Être sa gamine, c’était un peu pareil.

Je vois le moindre détail de cette ville depuis la fenêtre de notre cuisine pourrie. Tout ce gris qui vire au bleu puis au noir. Les rues de Seattle qui courent dans tous les sens. Passants malingres. Trombes d’eau. Je vois le Space Needle. Sans doute le truc le plus con de la Terre. Au cœur de la pluie, la vue depuis l’appartement haut perché fait qu’on se croit dans un rêve. Je pose la main sur la vitre et je regarde la buée entourer mes doigts. J’enlève ma main. Voilà ce que je suis : une trace. Fille transparente. En peignoir éponge rose et dans des sous-vêtements de deux jours. Je veux une cigarette.

 

Mère. Je soupire. Elle frottera les cuillères jusqu’à ce qu’elle soit elle-même propre.

Je me frotte les yeux. J’ai l’impression que mon visage est barbouillé.
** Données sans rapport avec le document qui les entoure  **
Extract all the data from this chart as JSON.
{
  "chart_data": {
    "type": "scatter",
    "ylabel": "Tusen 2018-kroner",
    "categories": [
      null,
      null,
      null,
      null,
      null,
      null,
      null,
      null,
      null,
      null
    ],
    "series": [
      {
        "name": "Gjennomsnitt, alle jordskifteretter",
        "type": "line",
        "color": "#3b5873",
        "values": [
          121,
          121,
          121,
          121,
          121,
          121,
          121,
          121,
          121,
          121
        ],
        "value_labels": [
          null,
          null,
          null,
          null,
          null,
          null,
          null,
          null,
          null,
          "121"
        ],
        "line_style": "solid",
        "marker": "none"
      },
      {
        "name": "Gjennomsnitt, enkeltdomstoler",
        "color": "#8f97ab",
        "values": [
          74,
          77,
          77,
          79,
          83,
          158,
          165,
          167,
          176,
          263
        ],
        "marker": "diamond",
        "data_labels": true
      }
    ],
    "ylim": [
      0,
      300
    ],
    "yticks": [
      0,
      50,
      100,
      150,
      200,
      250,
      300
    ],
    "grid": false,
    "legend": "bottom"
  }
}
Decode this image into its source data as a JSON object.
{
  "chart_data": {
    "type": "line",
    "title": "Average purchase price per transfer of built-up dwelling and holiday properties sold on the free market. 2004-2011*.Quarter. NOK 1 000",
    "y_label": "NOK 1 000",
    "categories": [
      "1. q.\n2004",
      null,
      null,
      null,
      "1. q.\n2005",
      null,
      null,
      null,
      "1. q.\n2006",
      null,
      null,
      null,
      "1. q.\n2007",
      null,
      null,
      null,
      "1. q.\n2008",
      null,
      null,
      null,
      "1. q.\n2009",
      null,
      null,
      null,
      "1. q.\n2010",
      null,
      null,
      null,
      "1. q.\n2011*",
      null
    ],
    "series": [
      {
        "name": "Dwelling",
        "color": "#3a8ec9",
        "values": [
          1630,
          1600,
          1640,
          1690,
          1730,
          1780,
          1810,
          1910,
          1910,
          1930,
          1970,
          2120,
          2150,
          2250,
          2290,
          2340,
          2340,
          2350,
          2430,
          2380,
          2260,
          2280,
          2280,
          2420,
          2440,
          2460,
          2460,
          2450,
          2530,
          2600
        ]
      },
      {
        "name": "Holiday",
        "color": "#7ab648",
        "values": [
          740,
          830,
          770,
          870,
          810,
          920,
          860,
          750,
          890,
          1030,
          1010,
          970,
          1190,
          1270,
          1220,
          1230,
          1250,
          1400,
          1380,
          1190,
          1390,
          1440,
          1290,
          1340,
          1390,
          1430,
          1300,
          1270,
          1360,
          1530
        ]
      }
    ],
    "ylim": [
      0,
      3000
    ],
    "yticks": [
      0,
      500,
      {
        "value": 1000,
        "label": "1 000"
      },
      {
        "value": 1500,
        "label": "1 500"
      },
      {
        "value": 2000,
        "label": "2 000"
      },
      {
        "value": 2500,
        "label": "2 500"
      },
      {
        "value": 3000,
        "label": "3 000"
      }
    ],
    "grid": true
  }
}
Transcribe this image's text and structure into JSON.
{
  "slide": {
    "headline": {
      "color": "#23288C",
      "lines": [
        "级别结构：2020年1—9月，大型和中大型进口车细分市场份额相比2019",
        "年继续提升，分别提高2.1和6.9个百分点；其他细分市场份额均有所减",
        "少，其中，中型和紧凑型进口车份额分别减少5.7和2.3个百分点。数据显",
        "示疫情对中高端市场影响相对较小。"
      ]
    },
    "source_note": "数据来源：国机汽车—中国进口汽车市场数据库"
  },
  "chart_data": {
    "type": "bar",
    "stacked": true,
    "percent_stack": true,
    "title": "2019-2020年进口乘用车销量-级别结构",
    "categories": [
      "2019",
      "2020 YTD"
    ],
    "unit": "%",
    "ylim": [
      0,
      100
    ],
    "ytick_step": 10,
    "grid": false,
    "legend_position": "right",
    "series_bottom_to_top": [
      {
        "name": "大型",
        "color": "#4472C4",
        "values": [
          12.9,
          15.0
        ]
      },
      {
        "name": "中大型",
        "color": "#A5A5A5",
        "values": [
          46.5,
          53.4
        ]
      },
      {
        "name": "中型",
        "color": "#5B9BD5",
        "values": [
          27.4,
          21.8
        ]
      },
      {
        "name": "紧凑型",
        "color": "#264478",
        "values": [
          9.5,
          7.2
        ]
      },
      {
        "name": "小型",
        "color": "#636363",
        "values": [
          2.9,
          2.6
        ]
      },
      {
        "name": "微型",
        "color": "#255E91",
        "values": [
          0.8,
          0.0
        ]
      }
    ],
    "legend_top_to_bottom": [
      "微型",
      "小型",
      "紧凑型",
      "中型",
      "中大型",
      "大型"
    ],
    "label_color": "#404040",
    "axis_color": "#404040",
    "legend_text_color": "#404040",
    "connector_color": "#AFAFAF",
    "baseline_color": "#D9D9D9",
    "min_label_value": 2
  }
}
Vous voulez que je vous dise ? Dix-sept ans, c’est pas top. On a envie de prendre l’air, on a envie de se débarrasser de soi comme d’une vieille peau morte, on a envie de prendre les choses telles quelles et de tout balancer. On se fait des piercings sur le visage, on se fait tatouer... n’importe quoi pour sentir quelque chose d’autre que la torpeur dedans.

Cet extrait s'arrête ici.